Friday, June 15, 2007

"Philologist" and other monikers

The last post was of course tongue in cheek — at least about what a 'linguist' is, not about the death of Austria's most notorious Nazi. And the stream of comments was unexpected. But it raises a real question: What should people who study the structure of language (in a broad sense) be called?

First, to philology: Let's leave aside the humorous definitions, like "the art of reading slowly", which has been attributed to Calvert Watkins (for what I've always assumed was the inspiration for that comment, see the quote here) or dismissive ones like Hilfswissenschaft 'helping science', used by some German scholars.

Merriam-Webster has a pretty interesting definition:
1 : the study of literature and of disciplines relevant to literature or to language as used in literature
2 a : LINGUISTICS; especially: historical and comparative linguistics b : the study of human speech especially as the vehicle of literature and as a field of study that sheds light on cultural history.
Neither of these comes very close to how I think most historical linguists and medievalists use the term today, which is often more like "the study of written texts", with some additional sense that there's some kind of focus on language.
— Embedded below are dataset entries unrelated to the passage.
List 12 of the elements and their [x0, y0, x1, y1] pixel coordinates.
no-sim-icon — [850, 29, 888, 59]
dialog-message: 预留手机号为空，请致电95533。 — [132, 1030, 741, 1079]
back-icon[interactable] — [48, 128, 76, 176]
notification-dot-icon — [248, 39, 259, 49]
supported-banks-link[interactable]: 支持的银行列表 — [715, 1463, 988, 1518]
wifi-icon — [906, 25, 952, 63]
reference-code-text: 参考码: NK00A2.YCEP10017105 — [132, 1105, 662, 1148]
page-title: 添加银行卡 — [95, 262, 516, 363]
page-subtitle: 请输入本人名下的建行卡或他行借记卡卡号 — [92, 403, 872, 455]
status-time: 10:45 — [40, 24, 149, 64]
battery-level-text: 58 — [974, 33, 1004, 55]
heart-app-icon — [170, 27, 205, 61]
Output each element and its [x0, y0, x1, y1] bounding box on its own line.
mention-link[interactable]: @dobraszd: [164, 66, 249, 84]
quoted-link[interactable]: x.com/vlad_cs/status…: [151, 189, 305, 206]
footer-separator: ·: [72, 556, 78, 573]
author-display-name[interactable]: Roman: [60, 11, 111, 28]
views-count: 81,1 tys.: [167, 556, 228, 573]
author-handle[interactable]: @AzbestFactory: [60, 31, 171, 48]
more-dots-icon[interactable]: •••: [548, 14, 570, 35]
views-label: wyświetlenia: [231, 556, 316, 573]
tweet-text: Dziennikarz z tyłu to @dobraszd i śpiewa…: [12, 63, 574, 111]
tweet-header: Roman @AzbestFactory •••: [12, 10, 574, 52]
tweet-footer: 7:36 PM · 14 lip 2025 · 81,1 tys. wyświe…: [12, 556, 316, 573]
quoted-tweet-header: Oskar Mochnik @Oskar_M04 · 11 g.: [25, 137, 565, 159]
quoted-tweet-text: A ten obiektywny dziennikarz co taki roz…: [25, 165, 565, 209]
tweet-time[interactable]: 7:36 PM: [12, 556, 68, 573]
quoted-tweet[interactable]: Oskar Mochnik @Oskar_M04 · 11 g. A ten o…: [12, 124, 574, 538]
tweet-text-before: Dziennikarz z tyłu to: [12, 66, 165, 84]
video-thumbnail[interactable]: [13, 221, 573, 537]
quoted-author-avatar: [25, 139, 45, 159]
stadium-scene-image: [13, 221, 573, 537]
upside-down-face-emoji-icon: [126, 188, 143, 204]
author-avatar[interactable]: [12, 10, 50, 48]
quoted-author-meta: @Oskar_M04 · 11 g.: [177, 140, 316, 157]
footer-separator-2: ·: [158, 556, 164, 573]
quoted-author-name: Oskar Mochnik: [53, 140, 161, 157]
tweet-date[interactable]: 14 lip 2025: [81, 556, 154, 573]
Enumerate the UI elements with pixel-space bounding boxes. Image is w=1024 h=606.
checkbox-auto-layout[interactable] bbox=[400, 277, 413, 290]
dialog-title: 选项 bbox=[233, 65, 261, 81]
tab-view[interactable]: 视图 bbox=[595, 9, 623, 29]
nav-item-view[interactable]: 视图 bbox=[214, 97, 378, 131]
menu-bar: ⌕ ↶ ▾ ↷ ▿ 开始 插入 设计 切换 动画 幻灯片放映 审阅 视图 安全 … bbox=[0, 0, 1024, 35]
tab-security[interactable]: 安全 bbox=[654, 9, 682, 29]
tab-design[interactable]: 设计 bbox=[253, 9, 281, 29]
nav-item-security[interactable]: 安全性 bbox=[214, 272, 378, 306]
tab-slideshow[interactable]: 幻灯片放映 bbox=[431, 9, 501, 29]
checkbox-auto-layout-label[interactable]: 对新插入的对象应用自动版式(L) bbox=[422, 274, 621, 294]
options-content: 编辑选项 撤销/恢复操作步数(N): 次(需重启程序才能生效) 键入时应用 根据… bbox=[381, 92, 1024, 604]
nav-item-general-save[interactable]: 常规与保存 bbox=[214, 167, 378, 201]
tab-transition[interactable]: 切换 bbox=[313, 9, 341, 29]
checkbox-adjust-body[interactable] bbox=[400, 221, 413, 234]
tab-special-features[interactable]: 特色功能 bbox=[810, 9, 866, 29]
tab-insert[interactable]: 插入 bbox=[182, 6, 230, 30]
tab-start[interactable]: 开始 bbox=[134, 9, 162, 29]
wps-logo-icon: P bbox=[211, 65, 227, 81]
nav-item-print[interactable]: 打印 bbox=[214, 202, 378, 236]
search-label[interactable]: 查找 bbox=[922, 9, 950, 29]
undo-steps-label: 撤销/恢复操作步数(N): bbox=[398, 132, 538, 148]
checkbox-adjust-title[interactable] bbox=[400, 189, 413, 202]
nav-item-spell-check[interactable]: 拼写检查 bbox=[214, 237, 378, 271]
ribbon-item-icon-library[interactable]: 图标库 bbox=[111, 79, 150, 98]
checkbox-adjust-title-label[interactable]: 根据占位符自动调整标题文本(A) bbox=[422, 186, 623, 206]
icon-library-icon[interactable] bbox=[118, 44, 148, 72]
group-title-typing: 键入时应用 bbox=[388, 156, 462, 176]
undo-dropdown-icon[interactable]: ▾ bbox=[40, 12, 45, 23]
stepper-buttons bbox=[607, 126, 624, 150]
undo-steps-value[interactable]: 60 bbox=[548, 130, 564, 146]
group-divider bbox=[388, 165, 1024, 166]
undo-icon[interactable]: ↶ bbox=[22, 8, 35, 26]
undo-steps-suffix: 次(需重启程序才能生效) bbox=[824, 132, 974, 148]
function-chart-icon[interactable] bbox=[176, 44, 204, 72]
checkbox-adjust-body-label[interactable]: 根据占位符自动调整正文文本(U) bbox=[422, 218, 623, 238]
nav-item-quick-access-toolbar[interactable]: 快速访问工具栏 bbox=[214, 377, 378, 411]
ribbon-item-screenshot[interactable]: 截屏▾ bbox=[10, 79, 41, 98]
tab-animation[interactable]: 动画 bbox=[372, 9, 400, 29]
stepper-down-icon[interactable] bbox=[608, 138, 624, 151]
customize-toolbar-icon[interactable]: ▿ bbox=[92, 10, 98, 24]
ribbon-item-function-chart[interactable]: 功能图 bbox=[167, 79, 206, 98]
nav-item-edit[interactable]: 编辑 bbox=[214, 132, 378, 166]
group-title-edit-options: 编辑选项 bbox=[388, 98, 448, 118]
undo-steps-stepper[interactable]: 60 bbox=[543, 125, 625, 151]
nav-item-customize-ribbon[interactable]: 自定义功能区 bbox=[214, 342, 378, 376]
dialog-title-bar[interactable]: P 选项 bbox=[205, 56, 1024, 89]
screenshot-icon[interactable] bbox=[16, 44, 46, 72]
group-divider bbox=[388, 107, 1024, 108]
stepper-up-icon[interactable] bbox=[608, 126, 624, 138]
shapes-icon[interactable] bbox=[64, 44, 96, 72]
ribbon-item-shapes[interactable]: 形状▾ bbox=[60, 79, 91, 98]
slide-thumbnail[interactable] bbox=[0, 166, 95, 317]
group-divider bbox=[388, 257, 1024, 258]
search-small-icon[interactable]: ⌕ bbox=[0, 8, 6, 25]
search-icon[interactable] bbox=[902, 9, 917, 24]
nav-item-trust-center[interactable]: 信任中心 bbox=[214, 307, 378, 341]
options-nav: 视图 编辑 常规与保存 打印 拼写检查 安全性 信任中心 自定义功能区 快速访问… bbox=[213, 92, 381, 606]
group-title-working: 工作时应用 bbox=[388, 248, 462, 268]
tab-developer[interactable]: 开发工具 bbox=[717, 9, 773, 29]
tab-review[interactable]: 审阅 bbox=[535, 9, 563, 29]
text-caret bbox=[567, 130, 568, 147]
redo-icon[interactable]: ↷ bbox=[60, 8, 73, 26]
Mountains have been written about this and I'm not goingg to review it or resolve it, surely. Hans Henrich Hock, in his Principles of Historical Linguistics (2nd edition, 1991:3-5), calls philology "a related branch of inquiry into the history of languages", and writes:
… although philology can be given short shrift in a book like this which is concerned with the linguistics of language change, it should be noted that practicing historical linguistics usually cannot divorce themselves from philological work: Quite frequently new insights can be gained only from a better interpretation of text data.
Certainly if we understand philology as defined above, for many historical linguists it provides the empirical base we work from. Most of us have come to appreciate the need for a better empirical base, so most of us do plenty of philological work — building databases, for example.

Still, the M-W tradition lives on in many places. The Society for Germanic Linguistics was, until a decade or so ago, the Society for Germanic Philology. (The transition was without real controversy that I know of.) Non-linguists in the German Dept here on campus have only recently made the switch away from 'philologist' in talking about their colleagues who study language.

But what should we be called? A couple of weeks ago, a historian (from the southern hemisphere) referred to people in our field as "linguisticians" and you hear that around. Yeah,
tonguewit is clever, but I see bad things lurking.

In a reasonably serious conversation, a colleague has suggested language engineer, since it (1) gets linguists as far as possible from the humanities (= death in the current academy) and (2) sounds like money.

I'll stick with linguist for now.

7 comments:

Anonymous said...

Language engineer sounds like a trumped-up version of what L.L. Zamenhof did in addition to his ocular work. As for "philologist", it has a sort of 19th century ring to my ears that is far too quaint for the work encompassed by linguist today. How about language scientist?

Anonymous said...

Ha! Just googled "language scientist" and got a few hits, one of which was an old listserv posting about "linguist" in different languages, giving this tidbit:

In Esperanto, which of course is sociolinguistically more subject to
intentional manipulation and amateur language engineering than
unplanned languages, I have seen "lingvisto" used in both senses,
'language scientist' and 'polyglot'. Its morphology is
lingv ist o
language professional, practitioner noun (nom.sing.)
and one might say that the ambiguity of the word is to be expected
from the generality of the suffix "-ist".
I have occasionally seen "lingvologo" used for the 'language
scientist' sense. The suffix here is the semi-irregular "-(o)log-o",
meaning 'scientist of', corresponding to e.g. French "-(o)logue".


That covers everything just discussed, 'linguist', 'language engineering', Esperanto. Maybe there could be an English form analogous to the Esperanto 'lingvologo': Langlogist. Too bad English needs that -ist there.

Mr. Verb said...

Oh yeah, language scientist is probably viable ... don't know why I didn't think of that yesterday. I'm with you on the Zamenhofian angle on language engineer.

GAC said...

I'm in agreement with the sentiments about language engineer. Being involved in the conlanging (language construction) community, I know of several types of conlangers that could easily take that moniker better than a linguist could, especially those who make engelangs (engineered languages) and loglangs (logical languages).

Mr. Verb said...

And language scientist wouldn't be confusing for those folks.

The Ridger, FCD said...

Linguist is fine - just stop complaining about the other meaning of it being applied to us.

Of course, I was a linguist in the army, so I'm both. And biased.

On the other hand, the Department of Defense is pushing for "language analyst" for their linguists, so maybe one source of the confusion will go away?

Mr. Verb said...

Oh, I hope I didn't complain or sound like I was complaining -- I think I said I hadn't gotten used to the military use. "Language analyst" is fine. I'm still thinking language scientist sound good.

Part of the actual substance of the issue is that most people who are in the academic field of linguistics also are or have been linguists in other senses professionally -- language specialists of various sorts.